The empirical part of the dissertation consists of two case studies. In the first case study, we are concerned with meaning constitution in direct dialogic interaction in the Austrian Parliament. Our data consists of sequences where hecklers from the floor pick up and reuse words, morphemes, constructions, etc. of plenary speakers. This interactional phenomenon of 'resonance' has recently received attention within John W. Du Bois' model of 'dialogic syntax' (2001, 2007, in prep.). In our study, we zoom in on instances of resonance where meanings are exploited and changed across turns in order to trump the interlocutor: e.g. Plenary speaker: 'Only very short-sighted politicians would deny its benefits.' Heckler: 'Then maybe one should buy MP Cap a pair of glasses!'. We studied these instances of what we call 'creative resonance' from three different angles:
1) a typological angle, exploring types and linguistic levels of resonance
(explicit parallelism vs. implicit uptake; syntactic, lexical, morphological, phonological, cross-modal resonance);
2) from the perspective of Langackerian Cognitive Grammar, zooming in on
the interaction between resonance and construal mechanisms like
subjectification/objectification, viewpoint, figure-ground alignment, and granularity;
3) from the perspective of Construction Grammar, modeling resonance as
involving the joint set up of 'ad hoc constructions'.
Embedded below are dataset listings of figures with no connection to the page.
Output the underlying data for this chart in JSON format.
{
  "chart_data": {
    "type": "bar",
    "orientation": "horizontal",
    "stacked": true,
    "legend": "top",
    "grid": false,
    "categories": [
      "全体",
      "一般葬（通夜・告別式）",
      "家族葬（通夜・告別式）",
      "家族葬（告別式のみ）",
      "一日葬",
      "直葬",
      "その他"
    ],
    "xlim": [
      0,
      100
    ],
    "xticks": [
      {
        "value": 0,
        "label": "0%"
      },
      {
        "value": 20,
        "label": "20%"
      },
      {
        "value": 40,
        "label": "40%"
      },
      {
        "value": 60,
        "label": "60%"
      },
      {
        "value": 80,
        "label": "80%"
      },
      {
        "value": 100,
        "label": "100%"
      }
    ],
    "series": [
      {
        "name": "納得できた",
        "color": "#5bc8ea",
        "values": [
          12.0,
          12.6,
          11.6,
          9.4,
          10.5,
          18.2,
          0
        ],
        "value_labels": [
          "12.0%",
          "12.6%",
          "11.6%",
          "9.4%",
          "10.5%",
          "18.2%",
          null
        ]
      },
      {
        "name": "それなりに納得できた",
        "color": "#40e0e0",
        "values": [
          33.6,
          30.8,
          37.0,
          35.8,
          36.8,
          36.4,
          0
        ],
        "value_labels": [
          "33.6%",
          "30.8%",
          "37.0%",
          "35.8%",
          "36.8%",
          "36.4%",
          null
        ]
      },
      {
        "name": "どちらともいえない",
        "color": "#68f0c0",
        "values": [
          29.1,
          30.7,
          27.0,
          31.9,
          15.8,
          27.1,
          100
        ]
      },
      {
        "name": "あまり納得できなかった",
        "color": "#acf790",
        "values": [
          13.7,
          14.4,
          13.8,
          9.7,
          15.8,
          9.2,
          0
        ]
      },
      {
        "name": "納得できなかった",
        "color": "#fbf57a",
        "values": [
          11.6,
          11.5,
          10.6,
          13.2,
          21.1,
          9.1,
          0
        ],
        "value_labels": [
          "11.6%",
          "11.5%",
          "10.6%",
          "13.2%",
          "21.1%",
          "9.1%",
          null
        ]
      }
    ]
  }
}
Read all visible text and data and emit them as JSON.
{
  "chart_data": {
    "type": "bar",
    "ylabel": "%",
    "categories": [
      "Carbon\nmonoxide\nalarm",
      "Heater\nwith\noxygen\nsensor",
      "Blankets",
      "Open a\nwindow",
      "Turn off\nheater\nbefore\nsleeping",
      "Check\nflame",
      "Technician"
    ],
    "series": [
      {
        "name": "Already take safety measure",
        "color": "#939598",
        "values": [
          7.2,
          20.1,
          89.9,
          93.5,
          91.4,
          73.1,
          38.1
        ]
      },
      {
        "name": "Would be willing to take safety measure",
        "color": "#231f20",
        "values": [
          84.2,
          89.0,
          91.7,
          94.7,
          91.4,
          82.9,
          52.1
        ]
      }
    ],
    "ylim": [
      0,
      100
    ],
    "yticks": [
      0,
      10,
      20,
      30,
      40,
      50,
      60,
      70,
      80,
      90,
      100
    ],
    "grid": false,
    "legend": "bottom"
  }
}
In the second case study, we change our perspective on intersubjective
meaning constitution. Our primary concern with intersubjectivity in this
case study is the way plenary speakers adjust their linguistic and
multimodal behavior to their audience(s). Drawing on the sociolinguistic
concept of 'recipient design' (Sacks/Schegloff/Jefferson 1974) as well as Cognitive Linguistic models of intersubjectivity (Tomasello 1999, Verhagen
2005), we provide an in depth, multimodal analysis of the video recordings
of 10 speeches (5 televised/ 5 non-televised). The results suggest that
non-televised debates only involve 'inner-group intersubjectivity', i.e. speakers design their speeches for their audience in Plenary Hall, not considering the public as a direct addressee. Televised speeches, however, involve the simultaneous management of 'inner-' and 'outer-group intersubjectivity' as the public is inherently co-addressed which results in a very different recipient design on various linguistic and multimodal levels.
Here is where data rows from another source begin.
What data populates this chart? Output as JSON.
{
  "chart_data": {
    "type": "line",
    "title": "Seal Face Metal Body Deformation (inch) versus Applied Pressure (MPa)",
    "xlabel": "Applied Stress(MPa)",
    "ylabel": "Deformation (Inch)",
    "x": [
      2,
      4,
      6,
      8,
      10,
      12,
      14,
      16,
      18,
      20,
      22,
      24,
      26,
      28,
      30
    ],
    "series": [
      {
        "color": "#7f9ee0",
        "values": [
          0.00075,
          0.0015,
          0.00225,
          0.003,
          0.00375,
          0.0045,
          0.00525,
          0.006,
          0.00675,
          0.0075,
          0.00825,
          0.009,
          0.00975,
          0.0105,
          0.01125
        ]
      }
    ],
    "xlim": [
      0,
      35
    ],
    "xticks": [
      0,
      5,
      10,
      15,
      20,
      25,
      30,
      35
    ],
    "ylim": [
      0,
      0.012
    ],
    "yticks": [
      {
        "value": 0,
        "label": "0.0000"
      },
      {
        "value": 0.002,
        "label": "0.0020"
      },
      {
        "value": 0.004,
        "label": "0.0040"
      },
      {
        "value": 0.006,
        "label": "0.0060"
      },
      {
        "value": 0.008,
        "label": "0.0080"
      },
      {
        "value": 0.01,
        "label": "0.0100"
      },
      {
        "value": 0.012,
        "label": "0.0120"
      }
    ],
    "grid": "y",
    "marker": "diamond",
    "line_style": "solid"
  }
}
By explicitly trying to apply some key concepts of Cognitive Linguistics (construal mechanisms, constructions, intersubjectivity) to interactional
meaning constitution, the dissertation, we hope, is of interest to both
cognitively-oriented scholars as well as interactional linguists. The two case studies also provide new insights into the phenomenon of heckling, interaction, and participation roles in parliamentary debates and may be interesting for political discourse researchers as well.